School of Computer Science and Technology, Dalian University of Technology, Dalian, 116023, Liaoning, China.
School of Computing and Information Technology, Jomo Kenyatta University of Agriculture and Technology, Nairobi, 62000-00200, Kenya.
Mol Genet Genomics. 2020 Sep;295(5):1091-1102. doi: 10.1007/s00438-020-01682-w. Epub 2020 May 15.
Long non-coding RNAs (lncRNAs) play a broad spectrum of distinctive regulatory roles through interactions with proteins.
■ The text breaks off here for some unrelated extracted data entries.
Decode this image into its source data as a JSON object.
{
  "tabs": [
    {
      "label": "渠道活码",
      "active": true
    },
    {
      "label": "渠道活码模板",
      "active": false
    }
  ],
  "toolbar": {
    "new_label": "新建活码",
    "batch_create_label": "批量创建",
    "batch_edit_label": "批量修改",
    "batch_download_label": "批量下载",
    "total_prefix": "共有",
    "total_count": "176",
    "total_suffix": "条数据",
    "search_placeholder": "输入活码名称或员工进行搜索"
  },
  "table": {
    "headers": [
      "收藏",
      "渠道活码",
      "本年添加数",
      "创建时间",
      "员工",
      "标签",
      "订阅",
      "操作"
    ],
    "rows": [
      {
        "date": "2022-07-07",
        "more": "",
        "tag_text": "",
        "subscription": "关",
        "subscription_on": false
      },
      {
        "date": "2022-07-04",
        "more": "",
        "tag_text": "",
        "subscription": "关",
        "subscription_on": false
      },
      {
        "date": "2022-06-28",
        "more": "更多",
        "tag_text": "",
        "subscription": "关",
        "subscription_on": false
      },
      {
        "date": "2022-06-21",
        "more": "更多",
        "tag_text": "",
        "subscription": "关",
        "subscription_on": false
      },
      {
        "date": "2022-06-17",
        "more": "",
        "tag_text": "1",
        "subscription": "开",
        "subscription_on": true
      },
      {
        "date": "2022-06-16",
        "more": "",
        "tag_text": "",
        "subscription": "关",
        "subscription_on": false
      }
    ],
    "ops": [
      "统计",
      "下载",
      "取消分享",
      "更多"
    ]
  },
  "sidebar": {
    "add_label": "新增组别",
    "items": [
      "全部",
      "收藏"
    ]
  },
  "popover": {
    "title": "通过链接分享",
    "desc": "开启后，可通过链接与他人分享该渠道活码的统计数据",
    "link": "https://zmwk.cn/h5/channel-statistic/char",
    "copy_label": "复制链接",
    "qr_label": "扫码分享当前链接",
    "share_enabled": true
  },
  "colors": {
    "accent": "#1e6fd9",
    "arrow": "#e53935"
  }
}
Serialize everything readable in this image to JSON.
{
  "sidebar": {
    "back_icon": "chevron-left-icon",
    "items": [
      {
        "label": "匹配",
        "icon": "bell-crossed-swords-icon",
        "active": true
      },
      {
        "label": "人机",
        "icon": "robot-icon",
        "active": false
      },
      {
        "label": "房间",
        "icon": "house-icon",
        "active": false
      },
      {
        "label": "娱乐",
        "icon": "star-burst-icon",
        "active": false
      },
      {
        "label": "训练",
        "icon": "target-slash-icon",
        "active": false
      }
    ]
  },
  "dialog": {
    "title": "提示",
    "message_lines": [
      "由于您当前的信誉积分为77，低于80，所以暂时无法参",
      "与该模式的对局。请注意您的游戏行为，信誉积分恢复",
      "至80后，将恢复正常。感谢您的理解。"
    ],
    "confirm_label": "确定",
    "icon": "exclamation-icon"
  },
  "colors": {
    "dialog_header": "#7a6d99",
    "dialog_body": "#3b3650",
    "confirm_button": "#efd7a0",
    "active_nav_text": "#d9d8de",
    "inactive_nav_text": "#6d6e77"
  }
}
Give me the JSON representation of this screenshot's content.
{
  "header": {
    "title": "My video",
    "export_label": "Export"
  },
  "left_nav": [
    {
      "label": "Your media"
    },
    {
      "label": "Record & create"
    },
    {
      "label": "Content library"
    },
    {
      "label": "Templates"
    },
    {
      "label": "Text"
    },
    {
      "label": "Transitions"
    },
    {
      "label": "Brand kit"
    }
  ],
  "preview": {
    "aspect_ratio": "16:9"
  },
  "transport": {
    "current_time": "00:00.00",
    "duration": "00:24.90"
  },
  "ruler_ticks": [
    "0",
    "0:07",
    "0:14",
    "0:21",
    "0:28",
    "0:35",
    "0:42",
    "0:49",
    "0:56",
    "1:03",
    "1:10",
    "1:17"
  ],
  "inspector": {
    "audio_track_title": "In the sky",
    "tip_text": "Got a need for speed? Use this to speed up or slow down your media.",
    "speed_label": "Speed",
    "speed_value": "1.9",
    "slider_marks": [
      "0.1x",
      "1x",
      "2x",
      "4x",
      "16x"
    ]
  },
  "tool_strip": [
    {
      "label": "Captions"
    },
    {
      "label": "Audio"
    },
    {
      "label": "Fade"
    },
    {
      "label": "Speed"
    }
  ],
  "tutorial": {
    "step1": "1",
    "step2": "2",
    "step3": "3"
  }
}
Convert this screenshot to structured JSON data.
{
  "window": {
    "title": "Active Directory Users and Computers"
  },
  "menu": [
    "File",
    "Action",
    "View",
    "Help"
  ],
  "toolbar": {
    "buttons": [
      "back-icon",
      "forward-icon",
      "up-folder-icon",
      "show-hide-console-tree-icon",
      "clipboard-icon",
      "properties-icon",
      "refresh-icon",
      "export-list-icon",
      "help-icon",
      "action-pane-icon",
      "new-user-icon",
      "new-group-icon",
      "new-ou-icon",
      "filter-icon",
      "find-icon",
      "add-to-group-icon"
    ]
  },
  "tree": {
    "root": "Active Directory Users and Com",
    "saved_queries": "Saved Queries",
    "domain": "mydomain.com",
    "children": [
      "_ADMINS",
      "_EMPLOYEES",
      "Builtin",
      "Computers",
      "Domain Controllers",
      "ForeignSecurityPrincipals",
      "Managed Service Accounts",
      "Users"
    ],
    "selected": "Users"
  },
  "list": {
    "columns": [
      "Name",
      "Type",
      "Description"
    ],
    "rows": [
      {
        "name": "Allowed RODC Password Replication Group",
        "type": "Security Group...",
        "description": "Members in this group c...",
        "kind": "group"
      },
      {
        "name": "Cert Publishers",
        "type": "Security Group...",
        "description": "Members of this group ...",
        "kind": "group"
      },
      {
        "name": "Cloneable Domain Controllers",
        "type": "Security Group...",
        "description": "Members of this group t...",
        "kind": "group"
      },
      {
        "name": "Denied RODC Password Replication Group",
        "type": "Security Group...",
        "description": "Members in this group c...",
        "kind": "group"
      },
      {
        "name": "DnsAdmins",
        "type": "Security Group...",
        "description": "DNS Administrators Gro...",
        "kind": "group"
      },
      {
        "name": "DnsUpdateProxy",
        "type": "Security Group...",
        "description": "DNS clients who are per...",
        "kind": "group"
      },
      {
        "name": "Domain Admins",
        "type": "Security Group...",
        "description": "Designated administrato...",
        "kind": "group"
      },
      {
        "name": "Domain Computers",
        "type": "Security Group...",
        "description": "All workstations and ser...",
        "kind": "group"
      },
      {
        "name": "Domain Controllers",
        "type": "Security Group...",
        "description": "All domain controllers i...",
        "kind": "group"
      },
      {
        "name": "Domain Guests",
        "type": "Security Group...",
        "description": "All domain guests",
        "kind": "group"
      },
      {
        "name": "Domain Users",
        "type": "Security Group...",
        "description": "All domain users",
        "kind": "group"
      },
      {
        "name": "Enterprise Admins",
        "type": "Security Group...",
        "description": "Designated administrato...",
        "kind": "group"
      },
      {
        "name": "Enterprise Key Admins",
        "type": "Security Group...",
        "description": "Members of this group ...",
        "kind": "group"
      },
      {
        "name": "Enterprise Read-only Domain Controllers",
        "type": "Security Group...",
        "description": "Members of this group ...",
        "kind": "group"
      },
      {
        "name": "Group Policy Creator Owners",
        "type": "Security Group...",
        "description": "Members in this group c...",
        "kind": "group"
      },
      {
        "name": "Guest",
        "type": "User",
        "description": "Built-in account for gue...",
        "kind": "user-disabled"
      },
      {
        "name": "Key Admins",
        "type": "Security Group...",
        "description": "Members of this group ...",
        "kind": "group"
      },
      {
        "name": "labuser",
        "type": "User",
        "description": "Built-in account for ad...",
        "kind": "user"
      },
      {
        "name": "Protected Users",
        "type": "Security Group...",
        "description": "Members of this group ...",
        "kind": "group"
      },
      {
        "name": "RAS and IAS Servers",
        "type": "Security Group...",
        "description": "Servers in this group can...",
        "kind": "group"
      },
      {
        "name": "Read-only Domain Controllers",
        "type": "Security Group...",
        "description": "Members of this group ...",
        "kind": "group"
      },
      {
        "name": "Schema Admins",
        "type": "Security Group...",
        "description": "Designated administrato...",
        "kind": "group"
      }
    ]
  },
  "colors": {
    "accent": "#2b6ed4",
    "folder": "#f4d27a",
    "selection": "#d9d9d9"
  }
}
However, only a few plant lncRNAs have been experimentally characterized. We propose GPLPI, a graph representation learning method, to predict plant lncRNA-protein interaction (LPI) from sequence and structural information. GPLPI employs a generative model using long short-term memory (LSTM) with graph attention. Evolutionary features are extracted using frequency chaos game representation (FCGR). Manifold regularization and l-norm are adopted to obtain discriminant feature representations and mitigate overfitting. The model captures locality preserving and reconstruction constraints that lead to better generalization ability. Finally, potential interactions between lncRNAs and proteins are predicted by integrating catboost and regularized Logistic regression based on L-BFGS optimization algorithm. The method is trained and tested on Arabidopsis thaliana and Zea mays datasets. GPLPI achieves accuracies of 85.76% and 91.97% respectively. The results show that our method consistently outperforms other state-of-the-art methods.
长非编码 RNA(lncRNA)通过与蛋白质相互作用发挥广泛而独特的调控作用。然而,只有少数植物 lncRNA 得到了实验验证。我们提出了 GPLPI,这是一种基于图表示学习的方法,用于从序列和结构信息预测植物 lncRNA-蛋白质相互作用(LPI)。GPLPI 使用长短期记忆(LSTM)和图注意力的生成模型。使用频率混沌游戏表示(FCGR)提取进化特征。采用流形正则化和 l-范数获得判别特征表示,减轻过拟合。该模型捕捉到局部保持和重建约束,从而提高了泛化能力。最后,通过基于 L-BFGS 优化算法的 catboost 和正则化逻辑回归,整合预测 lncRNA 和蛋白质之间的潜在相互作用。该方法在拟南芥和玉米数据集上进行训练和测试。GPLPI 的准确率分别为 85.76%和 91.97%。结果表明,我们的方法始终优于其他最先进的方法。